While the oven is heating, whisk together the ingredients for the Italian Dressing in a bowl.
It should be thicker than a typical salad dressing to coat the chicken well.
Step 2: Prepare Chicken Breasts
Using a sharp knife, cut a pocket into each chicken breast, being cautious not to slice all the way through.
This will create space for stuffing.
Carefully coat each piece of chicken, inside and out, with the prepared Italian Dressing to ensure maximum flavor.
Step 3: Stuff the Chicken
Place the coated chicken breasts on a work surface.
Begin stuffing each piece with sun-dried tomatoes, then add a layer of cheese and finish with spinach leaves, packing in as much filling as the pocket will allow.

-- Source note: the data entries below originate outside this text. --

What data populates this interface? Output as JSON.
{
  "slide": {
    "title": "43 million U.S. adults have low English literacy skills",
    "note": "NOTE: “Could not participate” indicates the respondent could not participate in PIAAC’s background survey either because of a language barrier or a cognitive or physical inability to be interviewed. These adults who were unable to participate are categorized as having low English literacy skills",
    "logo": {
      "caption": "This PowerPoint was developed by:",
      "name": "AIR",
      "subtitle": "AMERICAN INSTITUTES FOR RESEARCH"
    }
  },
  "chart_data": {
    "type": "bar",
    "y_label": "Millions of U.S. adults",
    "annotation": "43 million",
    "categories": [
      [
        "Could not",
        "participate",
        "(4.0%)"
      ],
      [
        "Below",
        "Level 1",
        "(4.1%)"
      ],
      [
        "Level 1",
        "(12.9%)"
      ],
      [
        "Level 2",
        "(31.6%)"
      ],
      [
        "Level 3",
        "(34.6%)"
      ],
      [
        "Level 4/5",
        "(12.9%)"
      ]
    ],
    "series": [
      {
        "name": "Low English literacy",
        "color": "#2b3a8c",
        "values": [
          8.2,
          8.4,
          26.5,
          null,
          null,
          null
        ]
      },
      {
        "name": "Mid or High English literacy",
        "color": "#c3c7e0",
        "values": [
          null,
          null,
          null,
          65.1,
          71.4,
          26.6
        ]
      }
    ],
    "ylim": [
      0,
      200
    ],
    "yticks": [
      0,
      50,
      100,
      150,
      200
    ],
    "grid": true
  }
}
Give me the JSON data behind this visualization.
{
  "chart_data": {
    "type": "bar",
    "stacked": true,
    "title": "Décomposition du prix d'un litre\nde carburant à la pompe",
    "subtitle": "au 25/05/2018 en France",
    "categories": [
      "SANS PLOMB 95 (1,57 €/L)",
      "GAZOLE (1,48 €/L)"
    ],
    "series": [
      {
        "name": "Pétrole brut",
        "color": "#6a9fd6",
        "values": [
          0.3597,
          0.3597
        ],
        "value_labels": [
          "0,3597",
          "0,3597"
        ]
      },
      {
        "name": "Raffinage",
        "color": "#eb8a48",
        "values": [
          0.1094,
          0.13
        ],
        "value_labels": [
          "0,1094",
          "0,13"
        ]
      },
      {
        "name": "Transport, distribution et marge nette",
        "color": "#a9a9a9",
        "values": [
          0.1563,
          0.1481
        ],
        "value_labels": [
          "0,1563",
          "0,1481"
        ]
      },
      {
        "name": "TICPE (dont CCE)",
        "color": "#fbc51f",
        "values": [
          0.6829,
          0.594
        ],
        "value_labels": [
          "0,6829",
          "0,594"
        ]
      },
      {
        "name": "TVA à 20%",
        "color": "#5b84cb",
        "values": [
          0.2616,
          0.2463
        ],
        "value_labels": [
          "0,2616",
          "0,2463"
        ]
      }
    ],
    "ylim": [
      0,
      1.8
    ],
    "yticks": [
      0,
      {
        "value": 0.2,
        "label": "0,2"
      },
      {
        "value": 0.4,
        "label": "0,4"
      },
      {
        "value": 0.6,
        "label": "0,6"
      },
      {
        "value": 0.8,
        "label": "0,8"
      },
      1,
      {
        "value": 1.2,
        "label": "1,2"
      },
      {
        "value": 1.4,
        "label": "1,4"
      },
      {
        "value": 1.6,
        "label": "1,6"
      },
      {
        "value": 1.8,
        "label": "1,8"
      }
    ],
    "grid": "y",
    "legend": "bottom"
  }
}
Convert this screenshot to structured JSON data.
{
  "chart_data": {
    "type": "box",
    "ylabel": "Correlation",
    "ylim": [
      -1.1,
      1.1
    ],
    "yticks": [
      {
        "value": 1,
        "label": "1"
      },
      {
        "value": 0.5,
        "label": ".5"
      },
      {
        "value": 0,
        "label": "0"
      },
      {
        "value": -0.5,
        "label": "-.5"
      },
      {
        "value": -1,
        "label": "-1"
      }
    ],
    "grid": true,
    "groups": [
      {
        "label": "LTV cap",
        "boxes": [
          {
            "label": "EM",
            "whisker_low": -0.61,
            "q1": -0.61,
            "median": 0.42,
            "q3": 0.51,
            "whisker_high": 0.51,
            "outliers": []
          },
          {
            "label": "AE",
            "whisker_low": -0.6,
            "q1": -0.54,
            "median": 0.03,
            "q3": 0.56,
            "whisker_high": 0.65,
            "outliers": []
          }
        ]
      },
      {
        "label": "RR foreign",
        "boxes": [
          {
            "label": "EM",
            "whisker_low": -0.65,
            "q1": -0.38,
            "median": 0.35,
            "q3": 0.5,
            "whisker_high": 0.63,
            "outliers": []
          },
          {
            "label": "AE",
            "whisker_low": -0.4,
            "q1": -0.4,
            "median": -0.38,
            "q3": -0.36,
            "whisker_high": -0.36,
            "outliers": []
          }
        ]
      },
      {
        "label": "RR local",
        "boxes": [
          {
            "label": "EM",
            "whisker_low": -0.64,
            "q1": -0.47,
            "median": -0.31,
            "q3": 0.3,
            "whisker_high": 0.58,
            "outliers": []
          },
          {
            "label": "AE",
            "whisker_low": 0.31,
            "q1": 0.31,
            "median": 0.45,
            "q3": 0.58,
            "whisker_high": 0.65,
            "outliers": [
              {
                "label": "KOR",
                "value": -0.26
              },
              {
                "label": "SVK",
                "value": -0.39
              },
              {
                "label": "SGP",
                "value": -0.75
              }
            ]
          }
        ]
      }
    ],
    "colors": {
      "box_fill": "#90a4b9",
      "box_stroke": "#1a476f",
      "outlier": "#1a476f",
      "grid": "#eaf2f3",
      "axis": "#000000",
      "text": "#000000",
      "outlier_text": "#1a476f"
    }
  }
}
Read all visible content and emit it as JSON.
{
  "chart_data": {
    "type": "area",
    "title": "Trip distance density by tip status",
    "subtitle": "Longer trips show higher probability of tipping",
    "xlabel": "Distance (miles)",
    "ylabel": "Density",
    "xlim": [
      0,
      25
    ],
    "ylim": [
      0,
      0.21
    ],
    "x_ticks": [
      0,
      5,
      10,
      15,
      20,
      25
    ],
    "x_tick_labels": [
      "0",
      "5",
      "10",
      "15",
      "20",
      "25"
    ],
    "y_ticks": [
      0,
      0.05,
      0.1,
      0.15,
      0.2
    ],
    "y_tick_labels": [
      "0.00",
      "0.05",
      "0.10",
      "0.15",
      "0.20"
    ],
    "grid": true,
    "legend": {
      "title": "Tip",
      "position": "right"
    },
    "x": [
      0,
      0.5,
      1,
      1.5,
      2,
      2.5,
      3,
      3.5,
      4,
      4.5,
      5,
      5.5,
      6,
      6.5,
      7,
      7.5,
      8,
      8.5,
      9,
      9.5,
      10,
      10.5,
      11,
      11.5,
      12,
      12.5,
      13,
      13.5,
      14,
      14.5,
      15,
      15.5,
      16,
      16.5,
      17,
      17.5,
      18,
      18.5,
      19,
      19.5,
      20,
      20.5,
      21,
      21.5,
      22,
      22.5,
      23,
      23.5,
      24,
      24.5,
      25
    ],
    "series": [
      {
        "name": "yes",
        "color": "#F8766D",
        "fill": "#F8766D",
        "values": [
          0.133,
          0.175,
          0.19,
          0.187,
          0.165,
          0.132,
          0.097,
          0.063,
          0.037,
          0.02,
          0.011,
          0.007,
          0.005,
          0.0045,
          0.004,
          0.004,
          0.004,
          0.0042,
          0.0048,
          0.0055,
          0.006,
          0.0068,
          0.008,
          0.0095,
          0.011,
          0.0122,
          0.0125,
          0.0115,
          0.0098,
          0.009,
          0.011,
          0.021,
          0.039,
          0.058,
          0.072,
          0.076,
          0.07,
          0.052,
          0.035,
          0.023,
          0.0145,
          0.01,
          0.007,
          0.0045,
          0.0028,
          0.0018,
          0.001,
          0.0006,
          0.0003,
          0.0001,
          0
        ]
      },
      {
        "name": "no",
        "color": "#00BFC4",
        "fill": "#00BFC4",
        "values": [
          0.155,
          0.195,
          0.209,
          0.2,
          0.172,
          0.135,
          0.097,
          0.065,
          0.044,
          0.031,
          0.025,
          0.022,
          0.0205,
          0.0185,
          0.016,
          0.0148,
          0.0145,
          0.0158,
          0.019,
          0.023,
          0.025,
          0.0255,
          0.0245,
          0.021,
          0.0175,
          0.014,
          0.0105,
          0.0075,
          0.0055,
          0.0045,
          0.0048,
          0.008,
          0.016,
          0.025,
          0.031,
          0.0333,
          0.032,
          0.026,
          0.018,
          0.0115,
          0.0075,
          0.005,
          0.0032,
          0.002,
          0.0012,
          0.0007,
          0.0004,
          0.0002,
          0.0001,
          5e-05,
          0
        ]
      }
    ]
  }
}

Use toothpicks to seal the opening by inserting them diagonally across the opening.
Step 4: Sear and Bake the Chicken
In an ovenproof skillet, heat some oil over high heat.
Once hot, add the stuffed chicken breasts and sear for about 1 1/2 minutes on each side, or until they turn golden brown.
This sears the chicken, locking in the juices.
Step 5: Bake and Rest the Chicken
Transfer the skillet with the seared chicken to the preheated oven.
Bake for approximately 15 minutes, or until the cheese inside the chicken is melted and bubbly and the chicken is cooked through to a safe internal temperature.
Allow the chicken to rest for 3 minutes outside the oven before serving.
Drizzle with the delicious juices collected in the skillet to enhance flavor.